U.S. stocks brushed aside their first wobble of the year and got back to setting records on Thursday. Energy stocks led after the price of oil touched its highest level since 2014.
The gains for indexes marked a return to calm, after a whiff of nervousness wafted through markets a day earlier as interest rates rose. After rates held steady on Thursday, the Standard & Poor’s 500 index marked its seventh gain in the last eight days.
The S&P 500 rose 19.33 points, or 0.7 percent, to a record 2,767.56. The Dow Jones industrial average rose 205.60 points, or 0.8 percent, to 25,574.73, the Nasdaq composite gained 58.21 points, or 0.8 percent, to 7,211.78 and the Russell 2000 index of small-cap stocks surged 26.99 points, or 1.7 percent, to 1,586.79.

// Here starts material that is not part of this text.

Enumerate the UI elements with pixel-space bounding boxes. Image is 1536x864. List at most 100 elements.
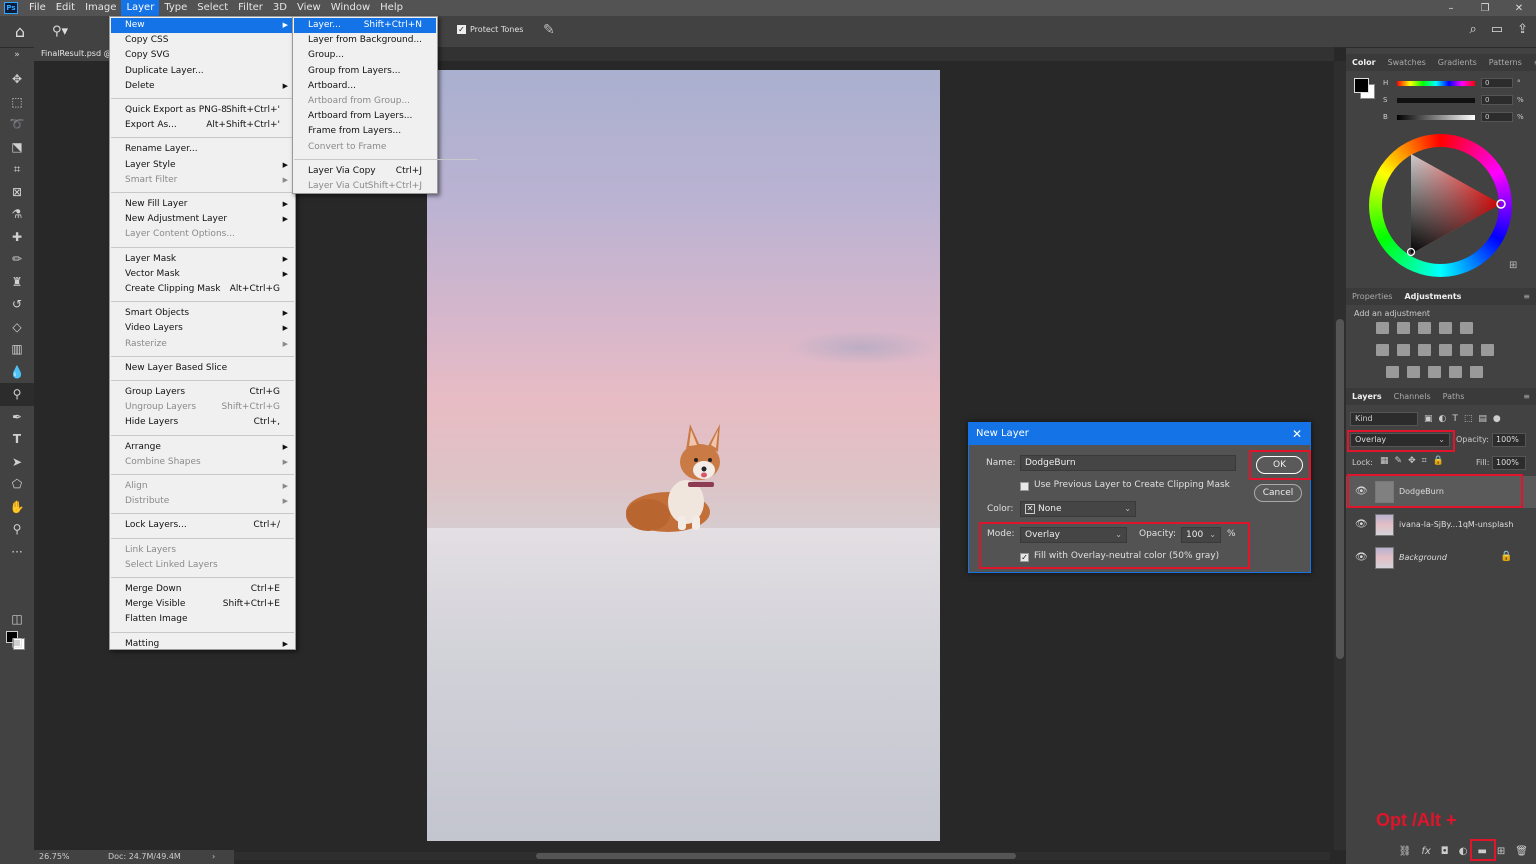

Optimism about a strengthening global economy and growing corporate profits have helped propel markets even though stocks have become more expensive than they’ve historically been relative to earnings.
Rates retreated on Thursday after China’s foreign exchange regulator challenged a report that had helped drive up yields, which said China may slow or halt purchases of U.S. Treasuries. A U.S. government report on Thursday also showed that inflation was weaker on the wholesale level last month than economists expected.
The yield on the 10-year Treasury note dipped to 2.53 percent from 2.56 percent late Wednesday. It had climbed as high as 2.59 percent on Wednesday.
While a quick jump in rates could easily jolt markets out of the calm ride they’ve been on, investors say markets are prepared for a gradual rise.
Energy stocks were the day’s biggest stars after the price of oil touched its highest price in more than three years. Benchmark U.S. crude gained 23 cents to settle at $63.80 per barrel after earlier climbing as high as $64.77. Brent crude, the international standard, gained 6 cents to $69.26 per barrel.
That helped drive energy stocks in the S&P 500 to a 2 percent gain, the largest among the 11 sectors that make up the index. They’re at their highest level since the end of 2016.
Anadarko Petroleum had one of the biggest gains in the index after jumping $3.09, or 5.6 percent, to $58.50.
The stock market has repeatedly shrugged off concerns through its placid ride to records. Whether investors are worried about a pickup in rates in the future or about how stocks have become more expensive than usual, any dip for the market over the last year has been shallow and short.
Businesses will need to produce strong growth to justify gains their stocks have made, and expectations are also high CEOs will unveil encouraging profit forecasts for 2018 after Washington cut their income-tax rates.
In markets abroad, Japan’s Nikkei 225 fell 0.3 percent, South Korea’s Kospi retreated 0.5 percent and Hong Kong’s Hang Seng index edged 0.2 percent higher.
The dollar dipped to 111.09 Japanese yen from 111.35 late Wednesday. The euro rose to $1.2036 from $1.1957, and the British pound rose to $1.3536 from $1.3509.
In the commodities markets, gold gained $3.20 to settle at $1,322.50 per ounce, silver lost 7 cents to $16.97 per ounce and copper rose 2 cents to $3.23 per pound.
Natural gas rose 18 cents to settle at $3.08 per 1,000 cubic feet, heating oil was nearly flat at $2.08 per gallon and wholesale gasoline was steady at $1.84 per gallon.